What You May Not Know About Emotional Sobriety

Have you seen the term “emotional sobriety” and wasn’t quite sure what it meant? Maybe you are like me— I had a vague idea, but wasn’t sure.

Turns out, it is a deeply meaningful and freeing practice of welcoming all that makes me human. It’s something I started learning in early sobriety, and personally, I’m not going to call it “emotional sobriety” because it feels too limiting. It was said to be coined by Bill Wilson, co-founder of AA, who was referring to his dependency on other people and situations for happiness and peace.

For those of us that aren’t in a twelve-step program, what does the current definition of “emotional sobriety” refer to? 


Simply stated, it means being able to be comfortable with all of your feelings, without holding onto or letting yourself be defined by them. (To be clear, there are times when it is more healthy to distract yourself from emotions instead of feeling them--during traumatic experiences, or when you are having a strong urge to drink and don’t have the mental or emotional space to process what’s triggering it.)



I didn’t use a particular program to become sober, but I’ve used a LOT of tools, and the most powerful have been to learn how to welcome and release emotion.

These tools include:


The book The Sedona Method-- Your Key to Lasting Happiness, Success, Peace and Emotional Well-being, by Hale Dwoskin.

In 2018, I took three months to work my way through the exercises in this book, and it played a key part in beginning to learn what to do with my feelings.
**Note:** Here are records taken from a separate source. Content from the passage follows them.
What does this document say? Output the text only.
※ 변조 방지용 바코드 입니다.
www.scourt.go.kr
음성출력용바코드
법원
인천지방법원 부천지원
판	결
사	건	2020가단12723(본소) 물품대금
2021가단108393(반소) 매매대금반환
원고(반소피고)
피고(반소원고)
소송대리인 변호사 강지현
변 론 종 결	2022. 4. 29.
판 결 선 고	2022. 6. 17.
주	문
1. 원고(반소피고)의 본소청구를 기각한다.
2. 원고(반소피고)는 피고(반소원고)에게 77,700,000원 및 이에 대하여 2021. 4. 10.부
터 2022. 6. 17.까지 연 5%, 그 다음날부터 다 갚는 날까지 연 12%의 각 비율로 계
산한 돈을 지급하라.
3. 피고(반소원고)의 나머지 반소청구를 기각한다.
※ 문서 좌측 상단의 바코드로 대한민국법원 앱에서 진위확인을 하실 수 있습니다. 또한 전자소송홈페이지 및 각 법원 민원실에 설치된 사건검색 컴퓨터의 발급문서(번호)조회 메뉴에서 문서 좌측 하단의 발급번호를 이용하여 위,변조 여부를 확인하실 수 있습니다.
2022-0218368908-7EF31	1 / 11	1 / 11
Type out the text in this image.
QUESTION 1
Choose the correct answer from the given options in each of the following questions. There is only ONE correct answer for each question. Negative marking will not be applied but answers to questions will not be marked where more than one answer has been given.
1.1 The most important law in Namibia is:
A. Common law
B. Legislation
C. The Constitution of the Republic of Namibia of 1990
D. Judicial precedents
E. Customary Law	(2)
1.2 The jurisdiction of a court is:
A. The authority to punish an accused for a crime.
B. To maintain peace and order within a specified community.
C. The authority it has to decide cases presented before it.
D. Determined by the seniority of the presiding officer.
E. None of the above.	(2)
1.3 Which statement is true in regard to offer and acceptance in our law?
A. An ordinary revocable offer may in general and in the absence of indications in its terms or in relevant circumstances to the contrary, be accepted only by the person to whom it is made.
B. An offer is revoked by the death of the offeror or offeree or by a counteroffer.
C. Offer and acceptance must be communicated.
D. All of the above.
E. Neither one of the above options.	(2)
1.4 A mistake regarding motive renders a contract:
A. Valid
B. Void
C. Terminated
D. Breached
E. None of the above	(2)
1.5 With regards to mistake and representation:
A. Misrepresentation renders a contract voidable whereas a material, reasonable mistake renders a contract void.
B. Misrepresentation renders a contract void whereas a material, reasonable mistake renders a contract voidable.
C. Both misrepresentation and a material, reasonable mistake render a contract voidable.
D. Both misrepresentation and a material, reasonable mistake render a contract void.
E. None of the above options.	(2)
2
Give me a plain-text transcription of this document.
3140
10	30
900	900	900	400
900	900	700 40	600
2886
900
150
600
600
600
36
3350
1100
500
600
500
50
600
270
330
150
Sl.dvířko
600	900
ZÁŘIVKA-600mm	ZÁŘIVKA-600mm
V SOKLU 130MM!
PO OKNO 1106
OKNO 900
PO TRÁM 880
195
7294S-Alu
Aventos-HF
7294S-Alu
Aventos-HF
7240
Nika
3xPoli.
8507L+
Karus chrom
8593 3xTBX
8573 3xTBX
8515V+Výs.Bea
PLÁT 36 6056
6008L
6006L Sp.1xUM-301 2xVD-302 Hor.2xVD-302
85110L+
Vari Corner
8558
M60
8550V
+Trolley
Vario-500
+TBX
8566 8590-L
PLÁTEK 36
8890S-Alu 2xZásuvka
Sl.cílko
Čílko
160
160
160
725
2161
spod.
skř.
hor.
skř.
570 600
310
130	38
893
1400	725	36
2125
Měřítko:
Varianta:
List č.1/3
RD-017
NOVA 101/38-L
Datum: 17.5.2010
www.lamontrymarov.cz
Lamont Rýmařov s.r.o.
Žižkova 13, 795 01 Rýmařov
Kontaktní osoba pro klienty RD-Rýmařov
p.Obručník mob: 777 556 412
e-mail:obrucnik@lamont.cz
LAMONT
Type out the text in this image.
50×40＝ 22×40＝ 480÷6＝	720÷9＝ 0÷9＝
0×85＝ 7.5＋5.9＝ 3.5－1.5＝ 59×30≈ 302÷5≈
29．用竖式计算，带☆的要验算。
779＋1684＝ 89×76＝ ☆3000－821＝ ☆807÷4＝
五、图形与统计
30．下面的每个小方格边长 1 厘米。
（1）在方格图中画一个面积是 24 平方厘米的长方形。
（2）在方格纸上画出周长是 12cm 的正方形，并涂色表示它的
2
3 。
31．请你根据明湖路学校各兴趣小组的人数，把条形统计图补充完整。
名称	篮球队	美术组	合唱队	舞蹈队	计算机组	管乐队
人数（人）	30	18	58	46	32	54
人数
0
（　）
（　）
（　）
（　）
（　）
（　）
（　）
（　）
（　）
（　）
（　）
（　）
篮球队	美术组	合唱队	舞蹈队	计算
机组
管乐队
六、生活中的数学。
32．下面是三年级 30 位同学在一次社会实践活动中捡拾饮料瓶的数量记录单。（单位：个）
It teaches a basic releasing technique that includes welcoming the feeling, determining which of three needs it stems from, and then allowing it to go. The book has a wonderful two page spread of emotions organized into columns that go from lowest energy to highest. I remember looking at the column on the far right, and thinking I could never get there. 


Sitting and meditating deeply on passages I read in Yuval Noah Harari’s incredible book Sapiens, where he wrote about Buddhist philosophy, 


It is like a man standing for decades on the seashore, embracing certain ‘good’ waves and trying to prevent them from disintegrating while simultaneously pushing back ‘bad’ waves to prevent them from getting near him. Day in, day out, the man stands on the beach, driving himself crazy with this fruitless exercise. Eventually, he sits down on the sand and just allows the waves to come and go as they please. How peaceful!



Another tool I started using is  from Authentic Relating (AR). One of the foundational concepts in AR is that all emotions are welcome to be felt and expressed. By allowing them instead of repressing or suppressing them, they will naturally release. (Exactly what I learned in The Sedona Method.)The first six weeks of my AR training were led by a somatic therapy practitioner, who taught us that emotions can be metabolized through movement. I’ve started tuning into my body to see how it wants to move when I notice emotions that need to be allowed to work through me and be released. 


I value my sobriety with my whole heart. It is about so much more than not drinking alcohol or doing drugs.

When I stopped using addictive substances, I gave myself the space and time to learn how to be the person I’m meant to be. To fully embrace this complicated human experience. This in turn, keeps me from drinking alcohol or using marijuana. That’s really what “emotional sobriety” is.

It’s a life-long practice, and whatever anyone calls it, I’m grateful for it.